As managing director of the SynGAP Research Fund (SRF), Mike’s mission is unequivocally personal: his son is a Syngapian (a term used by families), and Mike and his wife Ashley founded the nonprofit in 2018 to financially support research efforts related to the disease, promote awareness about its existence, and provide community for families just like their own.
Michael Graglia’s son Tony was diagnosed with SYNGAP1 in 2018, he was 4. There are over 650 cases of Syngap globally.

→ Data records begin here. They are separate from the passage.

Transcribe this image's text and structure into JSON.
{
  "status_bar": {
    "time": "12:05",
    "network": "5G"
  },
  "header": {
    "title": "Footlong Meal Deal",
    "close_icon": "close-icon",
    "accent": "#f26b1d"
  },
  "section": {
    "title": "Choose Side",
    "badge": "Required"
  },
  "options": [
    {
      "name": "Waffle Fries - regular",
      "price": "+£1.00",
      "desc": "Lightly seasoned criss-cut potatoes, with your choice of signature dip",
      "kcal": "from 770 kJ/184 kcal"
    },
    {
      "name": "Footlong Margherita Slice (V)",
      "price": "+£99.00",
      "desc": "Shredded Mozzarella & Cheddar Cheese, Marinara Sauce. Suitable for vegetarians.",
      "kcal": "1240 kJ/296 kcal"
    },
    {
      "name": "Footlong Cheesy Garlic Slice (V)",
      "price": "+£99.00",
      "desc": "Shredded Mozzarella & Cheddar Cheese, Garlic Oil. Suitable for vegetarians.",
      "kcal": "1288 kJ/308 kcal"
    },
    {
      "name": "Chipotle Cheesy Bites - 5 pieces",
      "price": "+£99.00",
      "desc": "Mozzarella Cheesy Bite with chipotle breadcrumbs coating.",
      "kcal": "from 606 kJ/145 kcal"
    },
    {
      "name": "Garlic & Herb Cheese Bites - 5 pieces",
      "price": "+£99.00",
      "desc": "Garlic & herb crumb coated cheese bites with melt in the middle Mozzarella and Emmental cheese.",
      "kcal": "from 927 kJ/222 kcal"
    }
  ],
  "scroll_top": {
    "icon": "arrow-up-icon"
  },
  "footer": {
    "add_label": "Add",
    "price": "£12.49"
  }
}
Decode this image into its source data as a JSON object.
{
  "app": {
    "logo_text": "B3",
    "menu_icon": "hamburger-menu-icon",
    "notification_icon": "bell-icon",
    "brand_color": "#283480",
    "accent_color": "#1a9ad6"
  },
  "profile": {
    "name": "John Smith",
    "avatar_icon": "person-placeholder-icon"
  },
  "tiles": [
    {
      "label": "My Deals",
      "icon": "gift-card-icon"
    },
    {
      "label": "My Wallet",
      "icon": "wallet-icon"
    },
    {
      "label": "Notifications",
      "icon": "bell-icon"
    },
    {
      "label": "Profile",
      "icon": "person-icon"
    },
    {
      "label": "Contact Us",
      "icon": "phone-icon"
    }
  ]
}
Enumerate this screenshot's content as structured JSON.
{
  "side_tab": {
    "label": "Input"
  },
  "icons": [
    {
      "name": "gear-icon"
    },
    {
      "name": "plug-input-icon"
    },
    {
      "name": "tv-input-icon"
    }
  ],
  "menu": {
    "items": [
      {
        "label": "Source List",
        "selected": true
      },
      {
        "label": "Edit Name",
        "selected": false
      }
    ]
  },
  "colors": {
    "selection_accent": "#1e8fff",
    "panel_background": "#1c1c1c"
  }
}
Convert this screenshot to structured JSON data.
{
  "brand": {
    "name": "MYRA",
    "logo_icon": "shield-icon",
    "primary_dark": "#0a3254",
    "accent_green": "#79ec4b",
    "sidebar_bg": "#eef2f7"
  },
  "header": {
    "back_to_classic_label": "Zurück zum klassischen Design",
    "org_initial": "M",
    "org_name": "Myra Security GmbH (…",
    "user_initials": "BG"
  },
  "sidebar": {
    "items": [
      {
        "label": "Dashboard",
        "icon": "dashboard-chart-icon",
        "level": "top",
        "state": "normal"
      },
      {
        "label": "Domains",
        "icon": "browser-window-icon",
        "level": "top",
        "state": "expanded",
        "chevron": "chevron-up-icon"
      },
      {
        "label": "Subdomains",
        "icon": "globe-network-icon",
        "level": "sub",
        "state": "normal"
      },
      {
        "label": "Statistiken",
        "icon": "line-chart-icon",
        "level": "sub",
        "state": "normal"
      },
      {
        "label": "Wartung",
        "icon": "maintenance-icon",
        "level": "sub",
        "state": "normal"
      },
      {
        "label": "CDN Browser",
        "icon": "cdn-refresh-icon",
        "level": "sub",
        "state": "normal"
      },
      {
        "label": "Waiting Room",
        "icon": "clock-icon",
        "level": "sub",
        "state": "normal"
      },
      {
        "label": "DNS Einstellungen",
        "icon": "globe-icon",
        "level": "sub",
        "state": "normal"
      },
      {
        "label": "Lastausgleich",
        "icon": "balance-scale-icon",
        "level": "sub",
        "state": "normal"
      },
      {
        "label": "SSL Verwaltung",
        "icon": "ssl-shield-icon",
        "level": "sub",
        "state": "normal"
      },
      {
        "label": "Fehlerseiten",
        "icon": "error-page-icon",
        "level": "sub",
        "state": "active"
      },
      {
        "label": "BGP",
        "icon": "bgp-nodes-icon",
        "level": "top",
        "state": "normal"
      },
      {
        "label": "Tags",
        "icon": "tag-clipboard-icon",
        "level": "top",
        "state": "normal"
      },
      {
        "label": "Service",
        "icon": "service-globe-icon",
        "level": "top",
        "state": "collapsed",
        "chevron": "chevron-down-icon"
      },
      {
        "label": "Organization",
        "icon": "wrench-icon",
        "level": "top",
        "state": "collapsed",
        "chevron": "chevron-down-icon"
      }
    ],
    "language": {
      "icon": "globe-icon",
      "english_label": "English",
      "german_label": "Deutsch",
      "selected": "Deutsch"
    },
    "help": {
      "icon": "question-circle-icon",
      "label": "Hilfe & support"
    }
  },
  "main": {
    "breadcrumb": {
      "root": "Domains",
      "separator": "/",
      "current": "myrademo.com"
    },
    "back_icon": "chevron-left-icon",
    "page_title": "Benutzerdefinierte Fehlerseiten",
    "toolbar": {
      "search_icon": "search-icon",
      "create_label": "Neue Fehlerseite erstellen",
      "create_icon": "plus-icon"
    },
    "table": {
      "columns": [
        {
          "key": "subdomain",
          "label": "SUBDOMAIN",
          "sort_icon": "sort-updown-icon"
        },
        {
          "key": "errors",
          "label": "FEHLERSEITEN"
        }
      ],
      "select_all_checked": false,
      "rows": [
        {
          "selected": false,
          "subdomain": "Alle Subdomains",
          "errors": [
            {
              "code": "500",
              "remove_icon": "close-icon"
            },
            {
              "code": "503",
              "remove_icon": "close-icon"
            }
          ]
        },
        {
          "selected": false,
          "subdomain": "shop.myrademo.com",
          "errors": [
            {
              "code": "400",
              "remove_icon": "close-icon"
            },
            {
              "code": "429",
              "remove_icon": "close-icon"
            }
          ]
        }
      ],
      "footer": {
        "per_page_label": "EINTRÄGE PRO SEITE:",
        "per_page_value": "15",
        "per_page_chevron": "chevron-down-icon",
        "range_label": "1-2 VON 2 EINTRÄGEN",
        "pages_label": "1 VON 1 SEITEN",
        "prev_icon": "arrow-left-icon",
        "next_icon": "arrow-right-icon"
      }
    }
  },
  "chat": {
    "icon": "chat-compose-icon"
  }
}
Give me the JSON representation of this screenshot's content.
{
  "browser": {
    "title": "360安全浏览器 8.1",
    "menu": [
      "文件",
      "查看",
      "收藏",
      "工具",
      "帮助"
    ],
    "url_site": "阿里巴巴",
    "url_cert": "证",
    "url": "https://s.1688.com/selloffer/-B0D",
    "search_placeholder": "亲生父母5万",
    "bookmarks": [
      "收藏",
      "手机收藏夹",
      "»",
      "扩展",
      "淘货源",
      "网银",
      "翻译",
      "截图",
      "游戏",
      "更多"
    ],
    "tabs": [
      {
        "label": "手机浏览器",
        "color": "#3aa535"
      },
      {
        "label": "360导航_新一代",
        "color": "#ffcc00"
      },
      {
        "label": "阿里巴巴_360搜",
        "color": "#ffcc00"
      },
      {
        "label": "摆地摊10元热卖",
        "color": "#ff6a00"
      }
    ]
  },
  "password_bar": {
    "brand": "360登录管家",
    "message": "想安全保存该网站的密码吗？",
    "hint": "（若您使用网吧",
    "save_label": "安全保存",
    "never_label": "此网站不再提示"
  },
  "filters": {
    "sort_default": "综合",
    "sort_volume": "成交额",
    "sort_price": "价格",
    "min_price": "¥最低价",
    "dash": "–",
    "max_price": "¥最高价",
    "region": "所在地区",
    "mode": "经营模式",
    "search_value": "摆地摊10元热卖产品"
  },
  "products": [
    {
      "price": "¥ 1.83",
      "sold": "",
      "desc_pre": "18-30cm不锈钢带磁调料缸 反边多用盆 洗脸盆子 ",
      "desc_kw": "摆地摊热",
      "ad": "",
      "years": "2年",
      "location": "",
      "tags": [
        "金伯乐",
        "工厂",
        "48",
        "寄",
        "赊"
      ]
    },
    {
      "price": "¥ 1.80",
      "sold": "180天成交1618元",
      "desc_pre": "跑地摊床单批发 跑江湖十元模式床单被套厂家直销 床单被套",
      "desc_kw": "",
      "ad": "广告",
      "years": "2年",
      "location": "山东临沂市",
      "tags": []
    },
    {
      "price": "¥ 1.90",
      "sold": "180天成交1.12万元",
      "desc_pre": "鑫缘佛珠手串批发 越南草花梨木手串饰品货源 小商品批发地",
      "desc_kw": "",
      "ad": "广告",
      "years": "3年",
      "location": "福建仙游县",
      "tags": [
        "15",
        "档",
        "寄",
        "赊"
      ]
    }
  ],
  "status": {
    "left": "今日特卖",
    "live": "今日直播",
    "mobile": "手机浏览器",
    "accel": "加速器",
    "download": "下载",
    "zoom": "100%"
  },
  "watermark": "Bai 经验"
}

Mike Graglia and his wife, Ashley Evans, founded the SynGAP Research Fund, 501c3, to accelerate the science around SYNGAP1 in order to make sure there is a therapy developed in a time frame that matters for their son, and children like him.
When admiring the objectives and successes of SRF—to date, they have awarded over 14 research grants to medical institutions throughout the United States— it’s important to consider that examining SynGAP-1 is relatively new in the arena of medical research. The first patient was identified in 2009, and because of the diversity of symptoms ranging from mild to severe in several categories, efforts to find a cure and develop precision therapy medication are still just getting off the ground.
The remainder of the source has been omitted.